The bad news, though, is that many dividend-paying stocks sport misleading headline yields or unsustainable payouts — hardly the kind of income stock you want to snatch up for the long haul, or as a way to weather the current political menu of a government shutdown for dinner and the debt ceiling crisis for dessert.
With that in mind, we sorted through piles of dividend stocks to find some that do offer sustainable, surefire payouts for loyal shareholders thanks to impressive payout histories and sustainable payout ratios.
Take a look:
Johnson & Johnson
Dividend Yield: 3.02%
Johnson & Johnson (JNJ) isn’t dependable just because it provides everything from Band-Aids to Tylenol to baby shampoo. It also provides shareholders with steady-eddy dividend. Yes, Johnson & Johnson has been paying a dividend since 1944 — a long enough track record to make it a Dependable Dividend stock.
Plus, JNJ boasts a mind-blowing 51 consecutive years of dividend increases, with the payout more than tripling in the past decade alone.
That trend will more than likely continue considering Johnson & Johnson paid out a reasonable $2.40 per in dividends last year — only 47% of its adjusted earnings. Factoring in a recent dividend increase, JNJ is slated to tally a $2.59-per-share annual payout for 2013 — also 47% of the $5.46 per share Johnson & Johnson is slated to earn.
If you want consistency, you got it.
Things look just as promising when you consider cash. JNJ’s payout was just over half of its $4.43 in free cash flow per share for 2012. And the diversified consumer goods giant boasted over $17 billion on its balance sheet in the most recent quarter — a pretty hefty cushion in case waters get rough here or there.
Dividend Yield: 3.31%
If you’re looking to dig up a solid dividend, look no further than oil and gas giant Chevron (CVX). The Dependable Dividend stock has been paying a dividend for an jaw-dropping 101 years, and has increased that payout by over 185% in the past decade alone.
On top of that, you can count on that dividend for the long haul. In 2012, Chevron paid out $3.51 per share in dividends — less than 28% of its total adjusted earnings for the year.
Plus, CVX upped its quarterly payout this year — something its done every year since the turn of the century — and that $4-per-share annual payout still looks sustainable, as the company is slated to earn $12.16 for the year.

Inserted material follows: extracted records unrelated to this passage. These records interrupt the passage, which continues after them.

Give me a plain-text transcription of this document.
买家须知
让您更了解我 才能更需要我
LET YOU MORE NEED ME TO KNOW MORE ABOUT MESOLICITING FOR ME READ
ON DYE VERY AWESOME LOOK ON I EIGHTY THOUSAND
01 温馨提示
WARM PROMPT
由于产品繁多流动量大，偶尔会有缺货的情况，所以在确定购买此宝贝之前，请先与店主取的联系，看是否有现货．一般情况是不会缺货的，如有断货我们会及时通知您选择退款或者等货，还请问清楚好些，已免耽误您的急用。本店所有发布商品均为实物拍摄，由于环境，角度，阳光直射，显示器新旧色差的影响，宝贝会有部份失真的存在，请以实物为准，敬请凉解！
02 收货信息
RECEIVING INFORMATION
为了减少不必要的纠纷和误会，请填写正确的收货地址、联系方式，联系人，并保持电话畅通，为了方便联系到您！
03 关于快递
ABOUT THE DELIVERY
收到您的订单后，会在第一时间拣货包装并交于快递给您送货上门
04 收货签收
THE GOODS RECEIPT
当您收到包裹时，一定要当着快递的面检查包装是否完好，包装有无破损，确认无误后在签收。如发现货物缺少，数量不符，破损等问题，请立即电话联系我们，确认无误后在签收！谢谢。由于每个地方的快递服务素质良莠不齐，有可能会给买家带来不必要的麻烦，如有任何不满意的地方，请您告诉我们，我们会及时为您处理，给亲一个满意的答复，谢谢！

The one thing to note is that Chevron does have a high payout ratio when you compare its dividend to its free cash flow, as a good chunk of the company’s operating cash goes to capital expenditures — which have been on the way up of late. But there’s still some wiggle room; last year’s dividends took up a manageable 86% of free cash flow, and earnings (and thus FCF) are slated for solid growth of 7% per year over the next half-decade.
And for the cherry on top, Chevron has a huge war chest of cash to dip into if things get a little rocky — and that cash cache has been growing in recent years. At the end of the most recent quarter, the oil and gas giant had more than $20.6 billion in cash and equivalents vs. a mere (relatively speaking, of course) $8 billion back in 2009.
Bank of Montreal
Dividend Yield: 4.23%
Head north of the border and you’ll come across Bank of Montreal (BMO), our final safe income pick. If you were impressed by Chevron’s century of dividend payments, consider this: BMO has been rewarding loyal shareholders since 1829. For perspective, remember that the U.S. was just over 50 years old at that time.
Bank of Montreal also hasn’t been shy about ramping up its payments. Over the past decade, BMO’s dividend has soared 120%, including increases in 2012 and 2013.
Last year’s bump put BMO’s annual payout at $2.82 per share — a reasonable 50%, give or take, of the company’s earnings and free cash flow.
And factoring in the most recent increase — which bumped the quarterly payout to 74 cents per share, good for a yield north of 4% — the dividend looks just as sustainable. Based on expected adjusted earnings, Bank of Montreal will be using only 48% of its earnings to reward shareholders this year, and 46% of its earnings next year.
And that’s only if it doesn’t toss shareholders yet another dividend boost. And such a boost seems likely considering BMO is slated for double-digit earnings growth over the next half-decade — higher than the industry average.
As of this writing, Alyssa Oursler did not hold a position in any of the aforementioned securities.